Everything I write is completely made up, but experientially that story is probably the most autobiographical thing I’ve written. Where I describe my first encounter with a psychiatric patient, where he comes up and strokes the glass—that was like a transcription of my first day on a psychiatric unit. All the things about growing up, the Jewish adolescence and the Youth Movement, and all those feelings about being connected but estranged, and being confused about Jewish identity—that’s all autobiographical.

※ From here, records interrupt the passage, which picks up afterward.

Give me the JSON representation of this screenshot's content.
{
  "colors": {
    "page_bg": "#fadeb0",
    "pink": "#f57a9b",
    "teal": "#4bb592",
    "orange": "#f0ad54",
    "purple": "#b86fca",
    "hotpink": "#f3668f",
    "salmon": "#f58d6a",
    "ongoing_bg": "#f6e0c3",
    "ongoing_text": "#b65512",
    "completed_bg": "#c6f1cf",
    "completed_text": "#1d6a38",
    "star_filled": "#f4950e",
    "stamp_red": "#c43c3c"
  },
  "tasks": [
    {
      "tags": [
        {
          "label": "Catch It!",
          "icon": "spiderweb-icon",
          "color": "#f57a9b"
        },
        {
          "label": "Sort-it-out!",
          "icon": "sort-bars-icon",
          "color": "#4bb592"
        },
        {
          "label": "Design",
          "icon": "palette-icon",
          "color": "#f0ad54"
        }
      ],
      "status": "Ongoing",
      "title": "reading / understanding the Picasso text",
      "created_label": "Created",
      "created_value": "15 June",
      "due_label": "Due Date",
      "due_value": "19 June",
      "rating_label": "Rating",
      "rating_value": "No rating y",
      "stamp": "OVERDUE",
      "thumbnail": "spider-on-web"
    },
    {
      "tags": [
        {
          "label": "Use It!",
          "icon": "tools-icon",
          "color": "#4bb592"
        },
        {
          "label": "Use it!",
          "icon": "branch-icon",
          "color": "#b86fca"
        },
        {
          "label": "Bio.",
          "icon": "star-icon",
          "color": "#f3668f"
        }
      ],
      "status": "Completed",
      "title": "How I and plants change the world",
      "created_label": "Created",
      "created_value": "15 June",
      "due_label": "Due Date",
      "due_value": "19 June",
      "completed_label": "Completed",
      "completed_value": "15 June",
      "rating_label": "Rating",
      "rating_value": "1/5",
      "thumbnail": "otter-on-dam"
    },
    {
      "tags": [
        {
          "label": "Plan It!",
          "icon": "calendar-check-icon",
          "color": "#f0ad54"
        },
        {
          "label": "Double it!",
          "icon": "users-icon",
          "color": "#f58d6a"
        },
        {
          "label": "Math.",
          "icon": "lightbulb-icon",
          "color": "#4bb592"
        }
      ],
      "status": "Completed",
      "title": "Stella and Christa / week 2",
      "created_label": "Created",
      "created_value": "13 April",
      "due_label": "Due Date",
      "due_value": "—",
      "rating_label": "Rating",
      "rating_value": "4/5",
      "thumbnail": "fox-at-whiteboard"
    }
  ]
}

Some people have seen my stories in this book as rooted in the Holocaust, and of course they are in many ways, but for me, the question is how we find ourselves in this modern world against the backdrop of the culture from which we come. The backdrop is the Holocaust and World War II, but, for example, the new novel I’m working on is set in a psychiatric hospital. It comes more at the questions of identity and madness, and how these interweave for people on different sides of the psychiatrist’s chair.
Hidden places recur in Awake in the Dark. There are lots of physically hidden items, later uncovered, that help along the characters’ discoveries of their identities.
It’s a child’s fascination with secret objects, stumbling upon clues, discovering mysteries. It’s both the child and the reader in me, following some sort of mystery and trying to unravel it. Although what I write is probably considered literary fiction, I like to feel that I’m pulling the reader along and giving them something to unravel. It keeps me interested in the writing as well.